Strategic Inference in Stackelberg Games: Optimal Control for Revealing Adversary Intent
Ruimeng Hu, Daniel Ralston, Xu Yang, Haosheng Zhou
TL;DR
This work develops a continuous-time Stackelberg framework where a leader seeks to complete a primary objective while inferring a latent follower parameter $M\in\mathbb{R}$ from the follower's entropy-regularized, randomized tracking policy. By deriving a semi-explicit follower solution and embedding the inference objective into the leader's control problem, the authors formulate MLE and information-based criteria (variance and Fisher information) to guide strategy design; they provide augmented-state reformulations to produce tractable, path-dependent controls and prove well-posedness of the resulting ODE systems. A learning-based numerical approach using recurrent neural networks and direct parameterization is developed to approximate the leader's path-dependent policy, with extensive simulations showcasing the trade-off between task performance and information gain.

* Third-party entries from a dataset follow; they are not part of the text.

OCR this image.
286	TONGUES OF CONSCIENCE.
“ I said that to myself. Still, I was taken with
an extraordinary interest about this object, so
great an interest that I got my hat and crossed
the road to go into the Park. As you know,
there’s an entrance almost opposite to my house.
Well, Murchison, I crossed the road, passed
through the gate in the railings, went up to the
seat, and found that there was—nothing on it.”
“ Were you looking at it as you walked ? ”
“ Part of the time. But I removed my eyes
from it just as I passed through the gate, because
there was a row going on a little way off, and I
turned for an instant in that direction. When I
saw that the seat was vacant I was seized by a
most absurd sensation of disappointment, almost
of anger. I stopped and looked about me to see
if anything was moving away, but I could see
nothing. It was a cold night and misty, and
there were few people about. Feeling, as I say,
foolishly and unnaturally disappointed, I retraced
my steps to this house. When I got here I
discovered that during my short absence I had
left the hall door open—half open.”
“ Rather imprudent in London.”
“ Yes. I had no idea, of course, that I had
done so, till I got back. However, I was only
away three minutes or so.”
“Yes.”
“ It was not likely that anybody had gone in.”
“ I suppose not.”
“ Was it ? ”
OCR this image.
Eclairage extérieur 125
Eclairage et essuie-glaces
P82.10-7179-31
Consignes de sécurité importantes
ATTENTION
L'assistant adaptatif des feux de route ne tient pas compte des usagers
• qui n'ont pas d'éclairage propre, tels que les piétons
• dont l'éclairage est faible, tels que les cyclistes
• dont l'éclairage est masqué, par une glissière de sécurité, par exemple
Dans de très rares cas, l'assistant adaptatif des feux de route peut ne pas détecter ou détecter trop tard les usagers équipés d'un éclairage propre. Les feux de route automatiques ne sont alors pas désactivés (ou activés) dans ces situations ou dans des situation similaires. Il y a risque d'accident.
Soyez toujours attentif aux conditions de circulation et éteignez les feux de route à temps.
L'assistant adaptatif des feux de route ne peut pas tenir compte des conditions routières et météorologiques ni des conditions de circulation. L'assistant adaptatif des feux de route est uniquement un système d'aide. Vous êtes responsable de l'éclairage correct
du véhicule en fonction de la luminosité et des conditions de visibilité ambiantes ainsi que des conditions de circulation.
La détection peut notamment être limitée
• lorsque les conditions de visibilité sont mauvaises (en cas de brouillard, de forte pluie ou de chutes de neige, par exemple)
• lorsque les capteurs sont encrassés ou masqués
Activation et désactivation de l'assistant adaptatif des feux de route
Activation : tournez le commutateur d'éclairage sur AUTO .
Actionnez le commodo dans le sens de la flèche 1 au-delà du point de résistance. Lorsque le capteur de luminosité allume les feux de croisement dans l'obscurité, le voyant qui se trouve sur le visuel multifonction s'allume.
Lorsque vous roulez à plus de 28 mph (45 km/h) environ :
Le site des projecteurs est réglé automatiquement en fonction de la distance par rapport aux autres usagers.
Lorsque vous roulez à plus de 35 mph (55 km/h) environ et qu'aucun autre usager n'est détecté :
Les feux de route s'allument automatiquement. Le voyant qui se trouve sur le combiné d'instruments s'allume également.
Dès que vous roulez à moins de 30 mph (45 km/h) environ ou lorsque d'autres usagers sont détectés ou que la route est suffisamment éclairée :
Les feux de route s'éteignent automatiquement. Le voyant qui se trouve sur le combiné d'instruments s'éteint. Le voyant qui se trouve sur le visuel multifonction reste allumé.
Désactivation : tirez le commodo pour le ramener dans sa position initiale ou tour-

The framework is extended to multi-period interactions and analyzed under discrete observations, highlighting practical implications for adversarial strategic inference and potential extensions to higher dimensions and partial observability.
Abstract
We study a continuous-time stochastic Stackelberg game in which a leader seeks to accomplish a primary objective while inferring a hidden parameter of a rational follower. The follower solves an entropy-regularized tracking problem and responds to the leader's trajectory with a randomized policy. Anticipating this response, the leader designs informative controls to maximize the estimation efficiency for the follower's latent intent, through maximum likelihood estimation. Unlike prior work on discrete-time or finite-candidate inverse learning, our framework enables continuous parameter inference without prior assumptions and endogenizes the information source through the follower's strategic feedback. We derive semi-explicit solutions, prove well-posedness, and develop recurrent neural network algorithms to approximate the leader's path-dependent control. Numerical experiments demonstrate how the leader balances task performance and information gain, highlighting the practical value of our approach for adversarial strategic inference.